I thought I had made peace with my decision, but having to defend it to everyone made me start to doubt again.

It hurt even more when people started asking me whether it was because I thought I wasn’t good enough. 

Additionally, I had to go to school and watch others live out my lawyer dream while trying not to get hung up on the fact that that could have been me.

I knew choosing obedience was the right decision, but at that point, I honestly struggled to believe that I had made the right call. It was tough.

It’s been two years since I started university.

And while I couldn’t see it back then, looking back now, I can see that God was using my obedience to work everything out for my good. 

In school, God has blessed me with a scholarship and with great friends who encourage me both spiritually and academically. I’ve come to really love studying social science and I’m doing better than I’ve ever done before!

Joy with friends from university.

I also have a lot more time to serve than I would have had if I went to law school, and God has opened many doors for me to serve and lead in my youth ministry.

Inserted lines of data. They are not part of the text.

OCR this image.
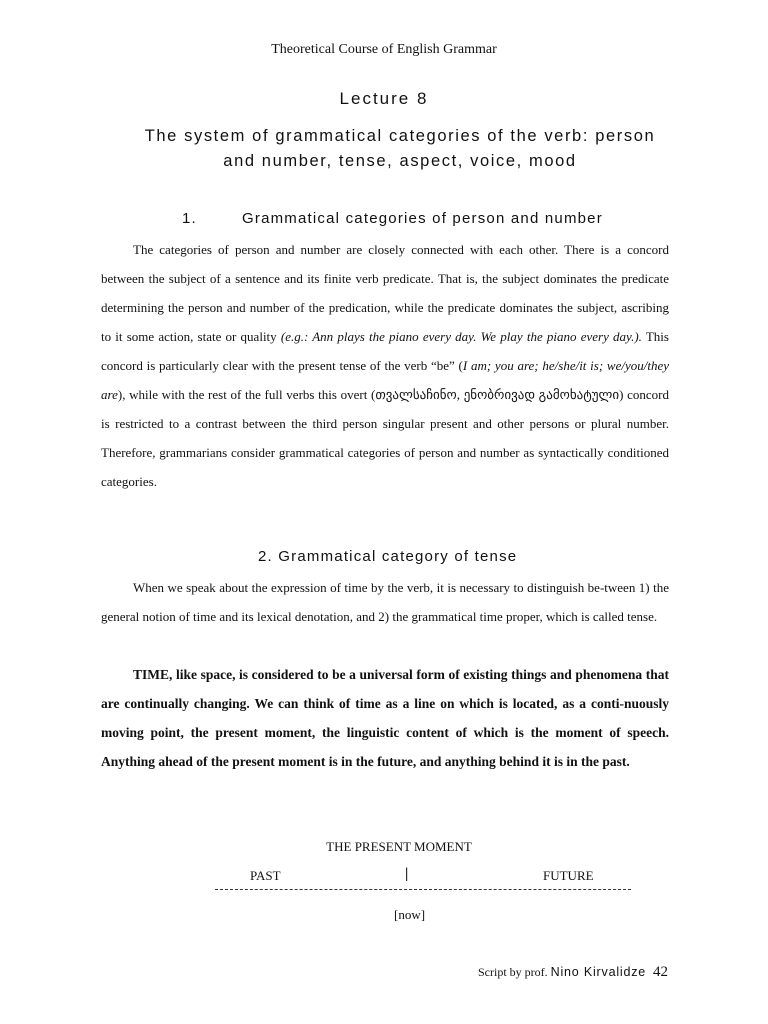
Theoretical Course of English Grammar
Lecture 8
The system of grammatical categories of the verb: person
and number, tense, aspect, voice, mood
1.	Grammatical categories of person and number
The categories of person and number are closely connected with each other. There is a concord between the subject of a sentence and its finite verb predicate. That is, the subject dominates the predicate determining the person and number of the predication, while the predicate dominates the subject, ascribing to it some action, state or quality (e.g.: Ann plays the piano every day. We play the piano every day.). This concord is particularly clear with the present tense of the verb “be” (I am; you are; he/she/it is; we/you/they are), while with the rest of the full verbs this overt (თვალსაჩინო, ენობრივად გამოხატული) concord is restricted to a contrast between the third person singular present and other persons or plural number. Therefore, grammarians consider grammatical categories of person and number as syntactically conditioned categories.
2. Grammatical category of tense
When we speak about the expression of time by the verb, it is necessary to distinguish be-tween 1) the general notion of time and its lexical denotation, and 2) the grammatical time proper, which is called tense.
TIME, like space, is considered to be a universal form of existing things and phenomena that are continually changing. We can think of time as a line on which is located, as a conti-nuously moving point, the present moment, the linguistic content of which is the moment of speech. Anything ahead of the present moment is in the future, and anything behind it is in the past.
THE PRESENT MOMENT
PAST	|	FUTURE
[now]
Script by prof. Nino Kirvalidze 42
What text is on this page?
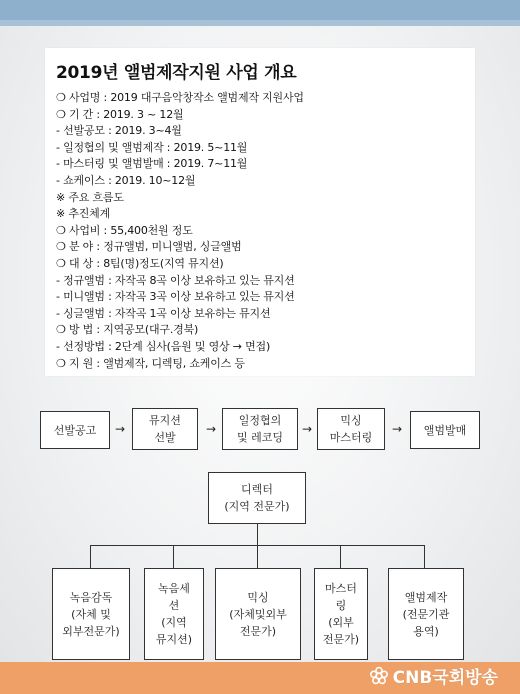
2019년 앨범제작지원 사업 개요
❍ 사업명 : 2019 대구음악창작소 앨범제작 지원사업
❍ 기 간 : 2019. 3 ~ 12월
- 선발공모 : 2019. 3~4월
- 일정협의 및 앨범제작 : 2019. 5~11월
- 마스터링 및 앨범발매 : 2019. 7~11월
- 쇼케이스 : 2019. 10~12월
※ 주요 흐름도
※ 추진체계
❍ 사업비 : 55,400천원 정도
❍ 분 야 : 정규앨범, 미니앨범, 싱글앨범
❍ 대 상 : 8팀(명)정도(지역 뮤지션)
- 정규앨범 : 자작곡 8곡 이상 보유하고 있는 뮤지션
- 미니앨범 : 자작곡 3곡 이상 보유하고 있는 뮤지션
- 싱글앨범 : 자작곡 1곡 이상 보유하는 뮤지션
❍ 방 법 : 지역공모(대구.경북)
- 선정방법 : 2단계 심사(음원 및 영상 → 면접)
❍ 지 원 : 앨범제작, 디렉팅, 쇼케이스 등
선발공고	→
뮤지션
선발
→
일정협의
및 레코딩
→
믹싱
마스터링
→	앨범발매
디렉터
(지역 전문가)
녹음감독
(자체 및
외부전문가)
녹음세
션
(지역
뮤지션)
믹싱
(자체및외부
전문가)
마스터
링
(외부
전문가)
앨범제작
(전문기관
용역)
CNB국회방송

Looking back, I can see why God led me to take a gap year and go for missions — that year in the field changed the trajectory of my life.

Before, I had bought into the typical Singaporean view of success. I was just focused on studying and doing well.

But now, my perspective has changed. I realise that there are higher things in life that matter, which also include making time for people and investing in their lives.

FAITHFUL THROUGH IT ALL

Through it all, I’ve learned that God really is faithful. While I was doubting His plans and blaming Him for all my struggles, He was still in my corner. He never stopped working in my life. 

I’ve also realised that obedience is more than that one moment when you choose to set foot on the path God sets before you.

Obedience is commitment. It is choosing that path everyday, trusting that it’s the best — even when our circumstances or other people tell you otherwise.

Joy’s hope in ministry to continue leading and empowering young people in the years to come.

There is no promise that choosing obedience will always be easy, or that it will always only reap blessings. In fact, the Bible is full of stories of people whose decision to walk in obedience led them straight into hardship and suffering!

But God does promise that His plans for you are the best.

After my own journey in obedience, I am convinced that there is genuinely no better place to be than exactly where God intends for you to be

If you find yourself at a crossroads, deciding between what you want and what God wants for you, I encourage you to choose obedience.

Entrust your future to the One who knows it all.

He will never shortchange you.  

THINK + TALK
  1. What is one dream you have in life?
  2. How does that dream align with your gifts, talents and God’s will for your life?
  3. Would you take a moment to present your heart’s desires to God? Let Him speak to you about these dreams.